Now that high school biology students can recite that genes are made of DNA, which is transcribed into messenger RNA (mRNA), which is then translated into protein, along comes a new class of molecules, sending students—and many scientists—scrambling for updated textbooks.
A study by Salk Institute for Biological Studies investigator Joseph Ecker, Ph.D., reported in the May 15, 2008 online issue of Developmental Cell, shows that the RNA world is more complex than imagined. Ecker and colleagues tinkered with factors that process mRNAs in the mustard weed Arabidopsis thaliana and observed affects on short, or small RNAs. Their findings could impact fields as diverse as plant pathology and cancer research.

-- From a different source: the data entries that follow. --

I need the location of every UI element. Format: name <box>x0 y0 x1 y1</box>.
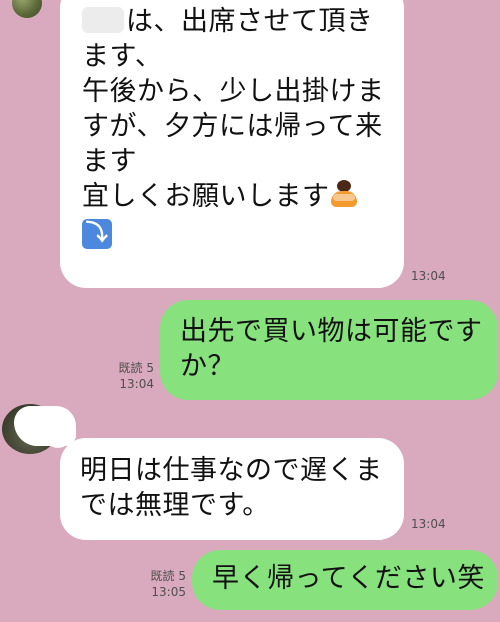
message-timestamp: 13:04 <box>119 377 154 391</box>
redaction-mark <box>14 406 76 448</box>
message-line: すが、夕方には帰って来 <box>82 111 383 142</box>
read-receipt: 既読 5 <box>118 361 154 375</box>
message-line: では無理です。 <box>80 490 270 521</box>
message-line: 出先で買い物は可能です <box>180 316 483 347</box>
message-line: は、出席させて頂き <box>82 4 384 39</box>
sender-avatar[interactable] <box>12 0 42 18</box>
message-timestamp: 13:04 <box>411 269 446 283</box>
message-bubble-incoming[interactable]: は、出席させて頂き ます、 午後から、少し出掛けま すが、夕方には帰って来 ます… <box>60 0 404 288</box>
message-line: か？ <box>180 351 235 382</box>
message-line: 宜しくお願いします <box>82 179 384 214</box>
message-bubble-outgoing[interactable]: 早く帰ってください笑 <box>192 550 498 610</box>
person-bowing-emoji-icon <box>330 180 358 208</box>
message-bubble-outgoing[interactable]: 出先で買い物は可能です か？ <box>160 300 498 400</box>
arrow-down-right-icon: ⤵ <box>82 219 112 249</box>
read-receipt: 既読 5 <box>150 569 186 583</box>
message-line: ます <box>82 146 137 177</box>
redacted-name <box>82 7 124 33</box>
message-line: 午後から、少し出掛けま <box>82 76 385 107</box>
message-line: ます、 <box>82 41 163 72</box>
message-bubble-incoming[interactable]: 明日は仕事なので遅くま では無理です。 <box>60 438 404 540</box>
message-line: ⤵ <box>82 214 384 249</box>
message-timestamp: 13:05 <box>151 585 186 599</box>
message-timestamp: 13:04 <box>411 517 446 531</box>
message-line: 明日は仕事なので遅くま <box>80 455 383 486</box>
message-line: 早く帰ってください笑 <box>212 563 485 594</box>
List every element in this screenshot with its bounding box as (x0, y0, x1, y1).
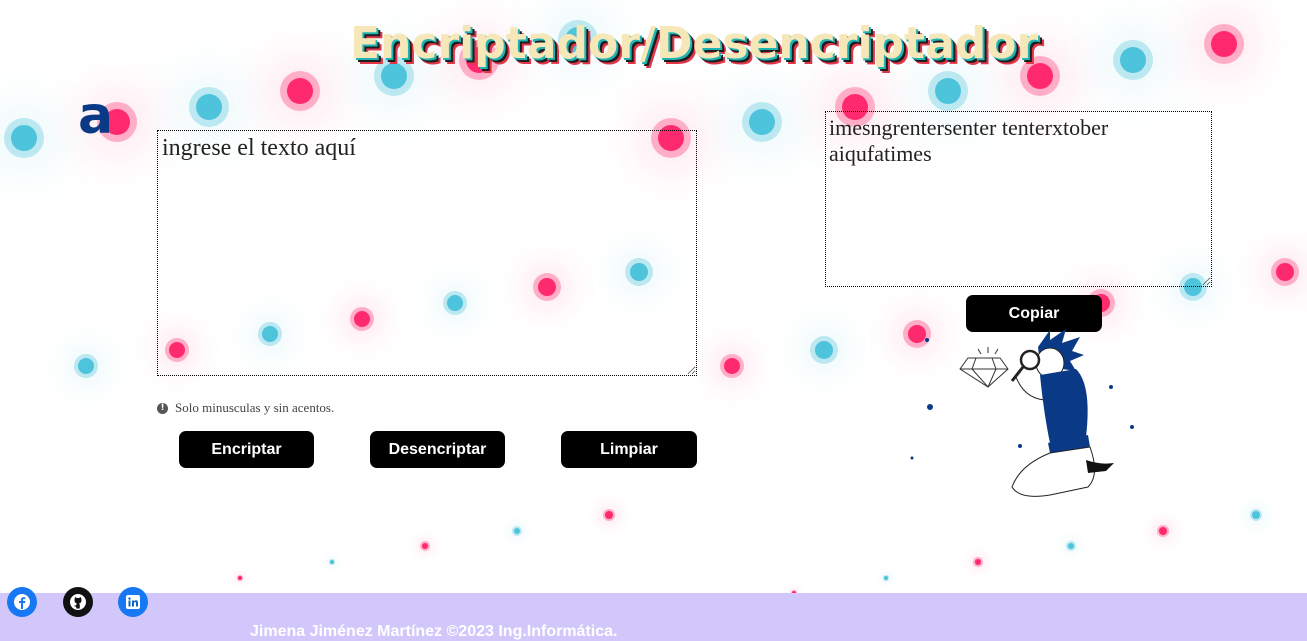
encrypt-button[interactable]: Encriptar (179, 431, 314, 468)
github-link[interactable] (63, 587, 93, 617)
decorative-dot (287, 78, 313, 104)
decorative-dot (422, 543, 428, 549)
decorative-dot (196, 94, 222, 120)
decorative-dot (78, 358, 94, 374)
decorative-dot (1211, 31, 1237, 57)
decorative-dot (815, 341, 833, 359)
footer-credit: Jimena Jiménez Martínez ©2023 Ing.Inform… (250, 623, 618, 640)
decorative-dot (935, 78, 961, 104)
logo: a (78, 86, 114, 146)
decorative-dot (975, 559, 981, 565)
page-title: Encriptador/Desencriptador (350, 18, 1039, 69)
diamond-icon (959, 347, 1009, 388)
decorative-dot (1252, 511, 1260, 519)
decorative-dot (1120, 47, 1146, 73)
info-icon: ! (157, 402, 168, 414)
clear-button[interactable]: Limpiar (561, 431, 697, 468)
decorative-dot (724, 358, 740, 374)
decorative-dot (330, 560, 334, 564)
footer-bar (0, 593, 1307, 641)
decrypt-button[interactable]: Desencriptar (370, 431, 505, 468)
decorative-dot (514, 528, 520, 534)
decorative-dot (1276, 263, 1294, 281)
input-textarea[interactable] (157, 130, 697, 376)
github-icon (70, 594, 86, 610)
output-textarea[interactable] (825, 111, 1212, 287)
decorative-dot (1159, 527, 1167, 535)
decorative-dot (11, 125, 37, 151)
decorative-dot (238, 576, 242, 580)
hint-text: Solo minusculas y sin acentos. (175, 400, 335, 415)
decorative-dot (605, 511, 613, 519)
decorative-dot (1068, 543, 1074, 549)
decorative-dot (884, 576, 888, 580)
decorative-dot (749, 109, 775, 135)
person-with-magnifier-illustration (910, 329, 1134, 497)
facebook-icon (14, 594, 30, 610)
hint-row: ! Solo minusculas y sin acentos. (157, 400, 334, 416)
linkedin-icon (126, 595, 140, 609)
linkedin-link[interactable] (118, 587, 148, 617)
facebook-link[interactable] (7, 587, 37, 617)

Although they don’t fit neatly into the DNA-to-mRNA-to-protein progression, small RNAs or microRNAs are the next big thing in both plant and animal molecular biology. Discovered a decade ago, numerous studies show that small RNAs put the brakes on the mRNA-to-protein step, by latching onto mRNA and blocking its translation into protein or causing its destruction, a phenomenon called RNA silencing.
Ecker, a professor in the Plant Biology Laboratory and director of the Salk Institute Genomic Analysis Laboratory, started by posing a simple genetic question. Researchers knew that eliminating either one of two proteins—one an mRNA-degrading enzyme called EIN5, and another a protein called ABH1 that binds to and protects mRNA from degradation—caused developmental defects in plants. Ecker’s group asked what the effects of mutating both simultaneously might be.

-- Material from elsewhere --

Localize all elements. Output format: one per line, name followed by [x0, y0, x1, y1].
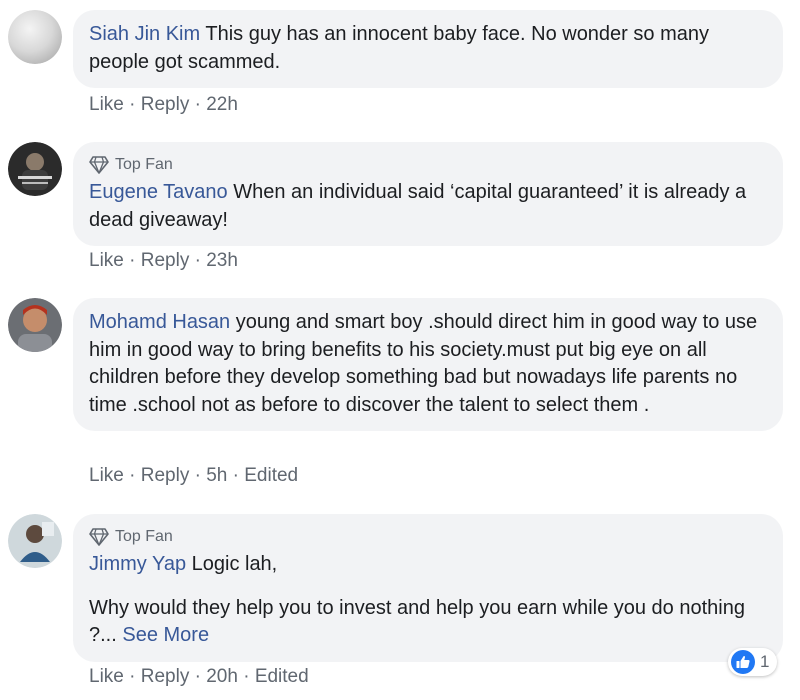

Aided by revolutionary “deep-sequencing” technology, which detects rare RNAs at high resolution, the investigators combed through the collection of all small RNAs—known as the “smRNAome”—and found that ein5/abh1 double mutant plants ramped up small RNA levels just enough to reveal something not seen before: the mutant plant cells were churning out small RNAs made from some of their own protein-coding mRNAs.
Investigators already knew that plants defend themselves against invading pathogens like viruses by generating short RNAs that recognize and silence foreign viral RNA. Observing that plants may silence their own RNAs in this manner was unanticipated. “Our study shows that the way plants regulate RNAs produced in viruses is also probably the way they regulate their own genes,” said Ecker. “This has not been shown before in any organism—plant or animal.”
Ecker thinks this type of mRNA silencing is not an aberration of ein5/abh1 mutant plants. “What we are seeing is in these mutants is probably a generic phenomenon that will likely hold true across all systems,” said Ecker.
And why have these types of small RNAs not been observed before" Probably because researchers have not had the tools—namely, the “right” mutants scrutinized by powerful new sequencing technology—to detect them until now.
Brian D. Gregory, Ph.D., a postdoctoral fellow in the Ecker lab and first author of the paper, feels that understanding small RNA activity—whether in a plant or animal cell setting—has implications for cancer research, a connection you might expect a plant biologist who is also recipient of the highly prestigious Damon Runyon fellowship for cancer research to make.
“What we learn about RNA silencing pathways in plants could be applied to cancer chemotherapy,” Gregory explained. “There are genes expressed in tumor cells that protect them from being killed by chemotherapy—we might be able to use small RNAs to antagonize the effect of these genes in cancer cells.”
Ecker also sees the study as particularly timely in terms of ecological change. “If you understand how plants respond normally to pathogens, you can rapidly make changes in that response,” he said. “If climate change occurs there is no doubt that insect pest populations will shift, and insects are what transmit viruses. Those insects will likely move into areas they have not seen before. Since small RNAs evolved to target invading pathogens, manipulating them may combat these effects.”